И он бросил странный взгляд на дядю, Джекоба Сэйнта.
— О гадина! — буркнул Барклей Крэммер с горечью и презрением, но так, что только Гарденер смог разобрать.
— Вы пользуетесь собственным револьвером, Феликс? — спросил затем Барклей во всеуслышание.
— Да, — подтвердил Феликс Гарденер. — Он достался мне от брата, который воевал во Фландрии. — Голос ее погрустнел. — Я не оставляю его в театре: это дорогая реликвия. Вот он.
Хозяин выложил на стол армейский револьвер, и все ненадолго умолкли.
— Я польщен, — впервые раскрыл рот автор. — Моя пустяковая пьеска вряд ли заслуживает подобной чести.
Затем разговор переключился на другие темы, о револьвере больше не было сказано ни слова.
Утром четырнадцатого июня — к тому времени пьеса «Крыса и Бобер» шла уже неделю с небывалым успехом — Феликс Гарденер послал Найджелу Батгейту две контрамарки в партер. Анжела Норт, не имеющая прямого касательства к нашей истории, была в отъезде и Найджел позвонил в Скотланд-Ярд старшему инспектору Аллейну.
— Что вы делаете вечером? — спросил он.
— Хотите что-либо предложить?
— Надеюсь, мое предложение будет вам по душе. Феликс Гарденер прислал два билета на спектакль в «Единорог».
— Спасибо, Батгейт, до вечера!
— Ручаюсь, пьеса вам понравится! — прибавил Найджел, но задерганный делами инспектор уже повесил трубку.
Того же четырнадцатого июня, в пять часов пополудни Артур Сюрбонадье нанес визит мисс Стефани Воэн, снимавшей квартиру в районе Шеппердс Маркет, и предложил ей руку и сердце.
— Дорогой, — начала она, неспешно закурив сигарету. — Мне ужасно неприятно тебя огорчать. Одна я во всем виновата, но ничего не могу с собой поделать. Премьера меня опустошила. Не знаю, что со мной творится. Будь ко мне снисходителен. Боюсь, я вообще уже не способна кого-то полюбить! — Она беспомощно уронила руки, потом коснулась своего декольте и тяжко вздохнула:
— Ни на что нет сил!
— Нет сил даже на Гарденера?
— Ах, Феликс! — мисс Воэн улыбнулась своей знаменитой ослепительной улыбкой и слегка пожала плечами, изображая мечтательную покорность судьбе.
— Вот до чего дошло! — Сюрбонадье помолчал и отвернулся. — Значит, Гарденер перебежал мне дорогу?
— Золотце мое, какой архаичный оборот.

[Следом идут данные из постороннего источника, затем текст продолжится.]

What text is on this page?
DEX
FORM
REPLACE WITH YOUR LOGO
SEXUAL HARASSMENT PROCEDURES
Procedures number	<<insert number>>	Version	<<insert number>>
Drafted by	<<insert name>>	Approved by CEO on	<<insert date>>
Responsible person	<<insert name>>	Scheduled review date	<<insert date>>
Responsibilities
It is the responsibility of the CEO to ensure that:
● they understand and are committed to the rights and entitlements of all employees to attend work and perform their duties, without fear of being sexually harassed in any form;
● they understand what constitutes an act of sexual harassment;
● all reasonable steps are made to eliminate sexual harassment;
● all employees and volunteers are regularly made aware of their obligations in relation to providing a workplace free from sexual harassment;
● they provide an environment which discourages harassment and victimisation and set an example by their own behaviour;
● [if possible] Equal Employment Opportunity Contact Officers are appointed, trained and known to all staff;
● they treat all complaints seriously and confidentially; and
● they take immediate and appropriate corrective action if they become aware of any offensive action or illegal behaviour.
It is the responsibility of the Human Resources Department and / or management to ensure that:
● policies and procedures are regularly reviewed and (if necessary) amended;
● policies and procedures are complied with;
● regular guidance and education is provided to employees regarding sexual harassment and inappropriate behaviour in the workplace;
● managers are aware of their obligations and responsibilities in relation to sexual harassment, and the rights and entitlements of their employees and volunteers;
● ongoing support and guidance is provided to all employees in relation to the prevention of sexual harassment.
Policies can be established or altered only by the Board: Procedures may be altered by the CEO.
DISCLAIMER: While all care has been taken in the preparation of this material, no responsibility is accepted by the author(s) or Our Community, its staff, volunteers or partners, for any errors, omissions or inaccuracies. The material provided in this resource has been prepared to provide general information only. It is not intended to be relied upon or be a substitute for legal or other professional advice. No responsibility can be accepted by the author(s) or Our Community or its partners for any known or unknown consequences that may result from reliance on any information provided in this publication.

Феликс изъясняется гораздо проще.
— Бог свидетель, я владею английским не хуже вас с ним, это ты несешь околесицу. Я люблю тебя, куда уж яснее?
— Артур, дорогой, ты должен меня понять. Я очень к тебе привязана, не хотелось бы причинять тебе боль, но, пожалуйста, не будь так настойчив, не требуй, чтоб я стала твоей женой. Ведь я могу сказать «да» и сделаю тебя несчастным на всю жизнь.
Еще не завершив этой тирады, Стефани поняла, что допустила промашку. Артур бросился к ней, заключил в объятья.
— Я готов рискнуть, — залепетал он. — Ты мне дороже жизни!
— Нет, нет, нет! Оставь меня в покое. Мне все осточертело!
Сюрбонадье сыграл на сцене множество злодеев, но ни в одной из ролей не был он столь зловещим, каким сделался при этих словах Стефани.
— Будь я проклят, если тебя оставлю! И не надейся. Я не привык, чтобы меня вышвыривали за ненадобностью. Все равно, любишь ты меня или ненавидишь. Ты нужна мне и будешь моей!
Сюрбонадье был в чрезвычайном возбуждении, и вошедший в гостиную Феликс Гарденер сразу это заметил.